🤖 AI Summary
This work addresses the lack of computable criteria for evaluating whether mechanistic priors genuinely improve sample efficiency in sequential decision-making. We introduce the concept of “mechanistic information,” quantifying the mutual information between a model’s recommended policy and the true optimal policy, and combine it with an occupancy-weighted bias metric to establish a matching bound between Bayesian regret and residual entropy. This framework provides both theoretical characterization and empirical validation of the value of mechanistic priors.
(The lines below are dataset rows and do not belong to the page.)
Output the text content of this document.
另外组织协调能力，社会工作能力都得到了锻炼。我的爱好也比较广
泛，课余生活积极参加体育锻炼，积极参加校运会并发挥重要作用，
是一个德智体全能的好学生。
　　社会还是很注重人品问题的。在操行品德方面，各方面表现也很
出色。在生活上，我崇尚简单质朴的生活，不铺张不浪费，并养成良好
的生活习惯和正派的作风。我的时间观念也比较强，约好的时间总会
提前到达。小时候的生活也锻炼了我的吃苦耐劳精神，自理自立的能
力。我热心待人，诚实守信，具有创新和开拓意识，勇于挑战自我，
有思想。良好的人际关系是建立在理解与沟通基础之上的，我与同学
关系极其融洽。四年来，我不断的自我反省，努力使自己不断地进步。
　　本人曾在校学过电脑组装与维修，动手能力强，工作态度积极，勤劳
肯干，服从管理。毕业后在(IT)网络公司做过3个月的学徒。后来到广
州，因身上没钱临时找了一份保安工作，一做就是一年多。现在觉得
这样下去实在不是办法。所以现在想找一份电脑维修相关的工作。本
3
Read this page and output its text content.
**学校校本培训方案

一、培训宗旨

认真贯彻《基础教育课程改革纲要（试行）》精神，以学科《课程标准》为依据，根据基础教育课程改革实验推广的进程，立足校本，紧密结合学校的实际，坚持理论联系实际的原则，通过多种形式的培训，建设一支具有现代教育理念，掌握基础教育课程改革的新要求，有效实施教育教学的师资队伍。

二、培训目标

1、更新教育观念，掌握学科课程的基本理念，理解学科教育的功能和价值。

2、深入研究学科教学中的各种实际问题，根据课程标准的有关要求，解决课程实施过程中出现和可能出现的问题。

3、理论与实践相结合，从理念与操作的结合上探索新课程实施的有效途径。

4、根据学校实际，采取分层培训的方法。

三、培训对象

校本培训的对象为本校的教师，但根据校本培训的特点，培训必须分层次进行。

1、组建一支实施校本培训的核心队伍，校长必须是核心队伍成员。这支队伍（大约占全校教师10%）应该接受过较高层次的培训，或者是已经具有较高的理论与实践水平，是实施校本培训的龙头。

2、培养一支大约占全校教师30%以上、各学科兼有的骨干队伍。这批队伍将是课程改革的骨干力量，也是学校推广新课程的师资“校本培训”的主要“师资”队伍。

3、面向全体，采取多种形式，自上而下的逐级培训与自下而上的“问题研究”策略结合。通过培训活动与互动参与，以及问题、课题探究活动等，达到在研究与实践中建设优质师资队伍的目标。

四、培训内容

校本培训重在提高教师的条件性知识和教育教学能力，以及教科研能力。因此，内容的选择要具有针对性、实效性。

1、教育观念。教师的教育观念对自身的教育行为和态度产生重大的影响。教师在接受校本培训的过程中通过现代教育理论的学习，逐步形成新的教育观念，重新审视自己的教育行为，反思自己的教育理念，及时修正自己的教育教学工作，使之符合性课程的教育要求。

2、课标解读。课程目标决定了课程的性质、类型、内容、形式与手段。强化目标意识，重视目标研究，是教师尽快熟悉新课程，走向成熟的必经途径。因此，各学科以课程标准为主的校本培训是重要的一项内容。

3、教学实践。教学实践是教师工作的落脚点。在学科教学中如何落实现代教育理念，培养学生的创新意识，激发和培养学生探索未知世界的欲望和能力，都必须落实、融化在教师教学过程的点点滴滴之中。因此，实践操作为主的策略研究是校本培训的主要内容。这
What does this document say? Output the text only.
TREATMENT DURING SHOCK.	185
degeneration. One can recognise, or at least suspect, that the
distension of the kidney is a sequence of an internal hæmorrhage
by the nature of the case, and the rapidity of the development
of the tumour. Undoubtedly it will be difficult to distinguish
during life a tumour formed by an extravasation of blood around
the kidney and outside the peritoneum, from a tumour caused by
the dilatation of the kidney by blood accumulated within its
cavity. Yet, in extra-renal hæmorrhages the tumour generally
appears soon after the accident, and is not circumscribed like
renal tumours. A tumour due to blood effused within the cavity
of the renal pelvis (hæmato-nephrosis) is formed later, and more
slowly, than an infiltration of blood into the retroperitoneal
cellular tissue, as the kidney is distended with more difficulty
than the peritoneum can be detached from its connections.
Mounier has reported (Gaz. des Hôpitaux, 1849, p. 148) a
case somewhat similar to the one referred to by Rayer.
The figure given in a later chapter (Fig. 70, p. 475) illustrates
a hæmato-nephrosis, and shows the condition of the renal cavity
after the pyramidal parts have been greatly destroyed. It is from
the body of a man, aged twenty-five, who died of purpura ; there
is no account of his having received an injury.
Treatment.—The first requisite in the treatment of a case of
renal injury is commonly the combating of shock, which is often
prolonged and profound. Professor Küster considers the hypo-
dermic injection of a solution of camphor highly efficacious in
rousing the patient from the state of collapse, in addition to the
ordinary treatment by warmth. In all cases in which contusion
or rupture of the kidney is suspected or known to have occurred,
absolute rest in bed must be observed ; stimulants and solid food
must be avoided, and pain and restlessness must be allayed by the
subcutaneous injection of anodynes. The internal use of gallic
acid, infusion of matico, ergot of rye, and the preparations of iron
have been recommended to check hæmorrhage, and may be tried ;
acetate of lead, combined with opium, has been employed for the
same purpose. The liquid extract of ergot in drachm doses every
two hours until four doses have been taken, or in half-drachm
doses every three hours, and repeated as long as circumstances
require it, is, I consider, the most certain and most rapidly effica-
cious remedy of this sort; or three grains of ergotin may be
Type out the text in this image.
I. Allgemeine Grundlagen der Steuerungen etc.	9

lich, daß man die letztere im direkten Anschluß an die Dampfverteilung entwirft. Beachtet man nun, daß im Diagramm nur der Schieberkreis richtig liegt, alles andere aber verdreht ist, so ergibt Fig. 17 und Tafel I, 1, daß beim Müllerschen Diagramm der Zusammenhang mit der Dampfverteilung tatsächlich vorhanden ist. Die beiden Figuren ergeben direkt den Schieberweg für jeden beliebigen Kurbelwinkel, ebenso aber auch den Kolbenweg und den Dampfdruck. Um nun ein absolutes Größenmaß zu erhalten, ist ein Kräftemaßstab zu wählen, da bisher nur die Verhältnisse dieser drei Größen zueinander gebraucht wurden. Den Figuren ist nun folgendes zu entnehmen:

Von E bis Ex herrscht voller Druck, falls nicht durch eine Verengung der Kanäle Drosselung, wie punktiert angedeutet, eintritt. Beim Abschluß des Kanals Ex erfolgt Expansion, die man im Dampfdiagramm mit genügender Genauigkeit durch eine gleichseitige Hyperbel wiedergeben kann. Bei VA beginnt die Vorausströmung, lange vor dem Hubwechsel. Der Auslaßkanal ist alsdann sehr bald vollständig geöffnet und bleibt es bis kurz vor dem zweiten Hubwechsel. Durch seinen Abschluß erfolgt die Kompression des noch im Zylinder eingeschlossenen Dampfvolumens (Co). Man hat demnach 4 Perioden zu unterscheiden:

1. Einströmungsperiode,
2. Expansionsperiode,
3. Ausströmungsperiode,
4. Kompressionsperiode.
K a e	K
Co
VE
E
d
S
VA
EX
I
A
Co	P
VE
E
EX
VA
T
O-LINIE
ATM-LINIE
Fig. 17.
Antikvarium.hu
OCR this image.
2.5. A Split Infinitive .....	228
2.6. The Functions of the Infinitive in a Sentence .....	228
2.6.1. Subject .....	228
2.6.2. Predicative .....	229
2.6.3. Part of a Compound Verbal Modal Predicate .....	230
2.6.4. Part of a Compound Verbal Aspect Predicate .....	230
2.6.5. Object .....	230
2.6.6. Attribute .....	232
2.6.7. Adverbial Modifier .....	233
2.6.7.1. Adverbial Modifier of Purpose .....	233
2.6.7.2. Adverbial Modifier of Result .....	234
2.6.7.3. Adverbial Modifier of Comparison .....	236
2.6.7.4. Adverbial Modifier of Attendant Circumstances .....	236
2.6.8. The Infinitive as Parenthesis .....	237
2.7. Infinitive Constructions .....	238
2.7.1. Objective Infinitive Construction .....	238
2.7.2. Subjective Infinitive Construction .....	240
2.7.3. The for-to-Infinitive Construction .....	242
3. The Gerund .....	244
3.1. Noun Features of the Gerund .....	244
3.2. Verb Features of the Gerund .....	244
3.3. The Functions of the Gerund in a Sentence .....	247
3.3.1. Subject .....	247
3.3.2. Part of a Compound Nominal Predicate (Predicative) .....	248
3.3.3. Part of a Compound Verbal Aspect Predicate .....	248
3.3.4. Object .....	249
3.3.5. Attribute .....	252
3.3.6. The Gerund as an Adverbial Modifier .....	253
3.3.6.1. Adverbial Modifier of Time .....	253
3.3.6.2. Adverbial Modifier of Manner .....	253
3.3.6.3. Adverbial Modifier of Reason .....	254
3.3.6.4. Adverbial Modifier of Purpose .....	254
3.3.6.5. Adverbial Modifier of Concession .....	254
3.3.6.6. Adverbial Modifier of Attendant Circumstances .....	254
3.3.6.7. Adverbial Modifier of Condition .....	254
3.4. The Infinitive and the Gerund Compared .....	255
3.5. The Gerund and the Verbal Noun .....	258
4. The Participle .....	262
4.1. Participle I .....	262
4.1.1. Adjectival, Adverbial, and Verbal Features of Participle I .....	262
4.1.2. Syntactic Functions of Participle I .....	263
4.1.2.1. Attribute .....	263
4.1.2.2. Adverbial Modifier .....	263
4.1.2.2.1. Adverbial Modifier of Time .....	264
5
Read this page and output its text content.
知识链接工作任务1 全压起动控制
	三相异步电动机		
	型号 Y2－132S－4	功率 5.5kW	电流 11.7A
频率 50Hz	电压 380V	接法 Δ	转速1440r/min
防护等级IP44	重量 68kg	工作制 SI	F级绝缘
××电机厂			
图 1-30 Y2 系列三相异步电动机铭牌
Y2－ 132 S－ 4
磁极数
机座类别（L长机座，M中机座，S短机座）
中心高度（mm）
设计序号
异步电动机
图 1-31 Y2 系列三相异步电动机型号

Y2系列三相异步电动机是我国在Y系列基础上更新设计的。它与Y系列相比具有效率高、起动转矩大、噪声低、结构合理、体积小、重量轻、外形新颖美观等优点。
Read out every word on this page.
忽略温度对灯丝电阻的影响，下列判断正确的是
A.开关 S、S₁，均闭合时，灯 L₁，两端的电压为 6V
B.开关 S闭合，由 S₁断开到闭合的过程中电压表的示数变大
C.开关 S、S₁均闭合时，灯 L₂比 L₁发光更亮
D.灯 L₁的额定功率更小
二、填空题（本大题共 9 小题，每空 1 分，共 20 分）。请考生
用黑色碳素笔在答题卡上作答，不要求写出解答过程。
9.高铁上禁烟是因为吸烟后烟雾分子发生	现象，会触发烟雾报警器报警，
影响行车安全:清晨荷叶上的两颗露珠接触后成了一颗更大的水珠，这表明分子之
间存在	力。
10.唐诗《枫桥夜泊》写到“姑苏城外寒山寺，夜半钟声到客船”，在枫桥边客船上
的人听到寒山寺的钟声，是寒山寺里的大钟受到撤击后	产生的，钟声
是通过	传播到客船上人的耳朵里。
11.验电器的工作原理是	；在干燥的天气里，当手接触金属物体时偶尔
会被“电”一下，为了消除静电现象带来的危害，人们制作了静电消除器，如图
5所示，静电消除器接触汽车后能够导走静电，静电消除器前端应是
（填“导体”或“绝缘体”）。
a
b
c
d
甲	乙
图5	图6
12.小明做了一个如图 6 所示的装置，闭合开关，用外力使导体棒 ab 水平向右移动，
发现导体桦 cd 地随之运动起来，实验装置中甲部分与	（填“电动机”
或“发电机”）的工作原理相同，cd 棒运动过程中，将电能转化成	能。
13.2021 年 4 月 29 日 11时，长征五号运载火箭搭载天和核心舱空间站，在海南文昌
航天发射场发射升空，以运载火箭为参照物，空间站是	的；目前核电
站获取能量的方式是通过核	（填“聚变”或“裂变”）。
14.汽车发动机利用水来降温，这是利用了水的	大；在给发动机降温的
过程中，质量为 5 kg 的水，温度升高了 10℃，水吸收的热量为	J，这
Through hybrid mechanistic modeling, information-theoretic analysis, and pharmacokinetic simulations on a 5-FU dosing task, we demonstrate that mechanistic priors substantially enhance early-stage sample efficiency, whereas large language model priors incur significant mechanistic information loss in safety-critical settings.
📝 Abstract
Hybrid mechanistic models, physical priors with learned residuals, promise to reduce the data required for good decisions, but have no computable criterion to test this. We characterize the value of mechanistic priors in sequential decision-making within both asymptotic and burn-in regimes. To formalize this, we introduce the mechanistic information of a model -- the mutual information between the model's recommended policy $\hatπ$ and the true optimal policy $π^*$ -- quantified via an occupancy-weighted bias $B_μ$. In the asymptotic regime (large $N$), matched bounds reveal that Bayesian regret scales with the residual entropy $H_{\mathrm{mech}}$, delivering a theoretical sample complexity reduction of $H(μ)/H_{\mathrm{mech}}$ compared to an uninformed baseline. Furthermore, we provide a model certificate to determine empirical sample efficiency. Complementarily, in the clinically relevant burn-in regime (small $N$), we establish a lower bound on the penalty incurred by confidently wrong priors. We demonstrate both the asymptotic and burn-in bounds across 5-fluorouracil (5-FU) dosing simulations motivated by published FOLFOX pharmacokinetic data, where a hybrid prior yields large sample-efficiency gains in the burn-in regime. Finally, we contrast these grounded models with LLM priors, demonstrating that LLMs can suffer severe losses in mechanistic information, thereby motivating the exclusive use of physically-grounded priors for safety-critical applications.